Однако, не желая безусловно превозносить целого, мы тем более поражаемся удивительному разнообразию частностей, которые смущают нас и требуют почитания. Здесь мы можем отозваться с одинаковой похвалой и о строгих, отчетливо выписанных сценических перспективах, которые шаг за шагом заступают дорогу нашему глазу, и о пластических пропорциях и сочетаниях, и о действующих лицах, их наказаниях и муках.

В качестве примера мы приведем здесь следующее место из двенадцатой песни:

 
Вкруг нас обломки диких скал теснились,
Нас хаос страшный тьмою вдруг объял,
Ты помнишь – горы мрачные валились
 
 
В долину, где Адиджи светлый вал
Струился вдаль,  – землетрясенье ль было,
Подземный взрыв,  – никто нам не сказал.
 
 
Обломков груда дикий склон покрыла;
Кругом лишь камни; робко я глядел
На взрог скалы, лишь на нее ступила
Нога моя, и страх мной овладел…
 
 
Так шли мы дальше – всюду, всюду скалы,
Все колебались камни подо мной,
Я еле шел, от трепета усталый,
 
 
И он сказал: «Откуда ужас твой?
Весь этот хаос ныне крепко скован
Безумной силой, вечный пленник мой…
 
 
Услышь меня!

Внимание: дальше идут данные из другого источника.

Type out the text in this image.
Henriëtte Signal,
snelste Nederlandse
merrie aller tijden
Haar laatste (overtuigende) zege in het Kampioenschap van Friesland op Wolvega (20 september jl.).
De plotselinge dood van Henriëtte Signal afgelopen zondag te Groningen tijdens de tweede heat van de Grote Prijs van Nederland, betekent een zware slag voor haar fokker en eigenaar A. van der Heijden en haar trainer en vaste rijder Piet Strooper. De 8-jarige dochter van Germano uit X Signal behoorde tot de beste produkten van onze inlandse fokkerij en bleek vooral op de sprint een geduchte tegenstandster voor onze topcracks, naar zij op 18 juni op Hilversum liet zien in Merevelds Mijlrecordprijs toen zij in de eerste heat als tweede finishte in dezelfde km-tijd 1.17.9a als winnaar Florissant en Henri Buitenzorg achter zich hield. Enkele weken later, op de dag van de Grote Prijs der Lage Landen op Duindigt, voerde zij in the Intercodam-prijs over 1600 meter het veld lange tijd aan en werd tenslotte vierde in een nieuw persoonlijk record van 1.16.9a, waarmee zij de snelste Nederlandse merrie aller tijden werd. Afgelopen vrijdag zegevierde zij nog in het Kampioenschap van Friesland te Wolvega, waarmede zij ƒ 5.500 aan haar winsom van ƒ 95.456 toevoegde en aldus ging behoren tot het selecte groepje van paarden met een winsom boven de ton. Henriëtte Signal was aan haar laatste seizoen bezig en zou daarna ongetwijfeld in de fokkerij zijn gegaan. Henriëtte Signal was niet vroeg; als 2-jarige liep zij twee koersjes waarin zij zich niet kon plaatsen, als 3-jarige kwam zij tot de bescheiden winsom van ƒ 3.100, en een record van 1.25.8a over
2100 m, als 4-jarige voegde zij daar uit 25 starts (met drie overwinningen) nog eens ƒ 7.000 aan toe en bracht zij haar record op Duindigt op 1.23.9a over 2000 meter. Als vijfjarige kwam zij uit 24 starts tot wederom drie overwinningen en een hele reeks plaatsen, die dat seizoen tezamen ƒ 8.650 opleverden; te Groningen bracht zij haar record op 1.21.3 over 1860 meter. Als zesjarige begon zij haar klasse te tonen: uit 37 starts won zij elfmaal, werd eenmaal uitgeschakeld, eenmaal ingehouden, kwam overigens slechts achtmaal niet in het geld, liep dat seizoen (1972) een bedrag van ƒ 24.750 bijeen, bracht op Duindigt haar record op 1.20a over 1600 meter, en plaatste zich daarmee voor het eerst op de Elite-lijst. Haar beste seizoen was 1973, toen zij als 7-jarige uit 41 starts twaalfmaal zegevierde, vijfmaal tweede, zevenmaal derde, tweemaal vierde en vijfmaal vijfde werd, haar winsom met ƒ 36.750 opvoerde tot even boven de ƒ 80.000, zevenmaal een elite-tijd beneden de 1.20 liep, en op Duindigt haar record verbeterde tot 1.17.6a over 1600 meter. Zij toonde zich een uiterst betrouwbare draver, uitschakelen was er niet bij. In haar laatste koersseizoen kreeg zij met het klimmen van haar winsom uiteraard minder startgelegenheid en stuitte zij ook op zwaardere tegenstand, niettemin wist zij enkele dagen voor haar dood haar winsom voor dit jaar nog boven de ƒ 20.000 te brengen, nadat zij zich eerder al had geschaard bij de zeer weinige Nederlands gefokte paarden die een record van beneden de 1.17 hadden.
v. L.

Когда я, зачарован
Извечной тьмой, во адский мрак сходил,
Был этот мир навеки злобой скован,
 
 
Когда ж с небес победно тот вступил,
Что восхотел великий круг мучений
Себе отторгнуть, огнь его палил,
 
 
Ужасный гул великих сотрясений
Раздался тут – казалось мне, что вновь
Родится мир и что в огне молений
 
 
Расплавит зло предвечная любовь.
Тогда все скалы рухнули – в осколки,
В минувший хаос обратяся вновь».
 

Прежде всего я здесь должен объяснить следующее. Хотя в моем оригинальном издании Данте (Венеция, 1739) место (от «e guel go schivo») разъясняется как намек на Минотавра, я тем не менее отношу его только к изображению местности. Она была гориста, загромождена скалами (alpestro), но всех этих слов еще недостаточно для поэта: ее своеобразие (per guel ch’iv’er anco) было столь ужасным, что одинаково смущало и зрение и сердце. Поэтому, желая дать хотя бы некоторое удовлетворение себе и другим, Данте здесь упоминает, – не ради сравнения, а для зрительного примера, – о грозном обвале, который, как надо думать, преграждал в пору его жизни путь из Триента в Верону. Там в те времена еще лежали громадные каменные плиты и угловатые осколки недавнего обвала. Еще не выветрившиеся временем, не слившиеся в общую массу, перевитую легкими побегами; они громоздились друг на друга, словно чудовищные рычаги, и легко начинали дрожать от любого прикосновения ноги человеческой. Но поэт хочет бесконечно превзойти это явление природы. Он нуждается в сошествии Христа в преисподнюю, чтобы сыскать должное объяснение не только этому обвалу, но и многому другому в сатанинском царстве.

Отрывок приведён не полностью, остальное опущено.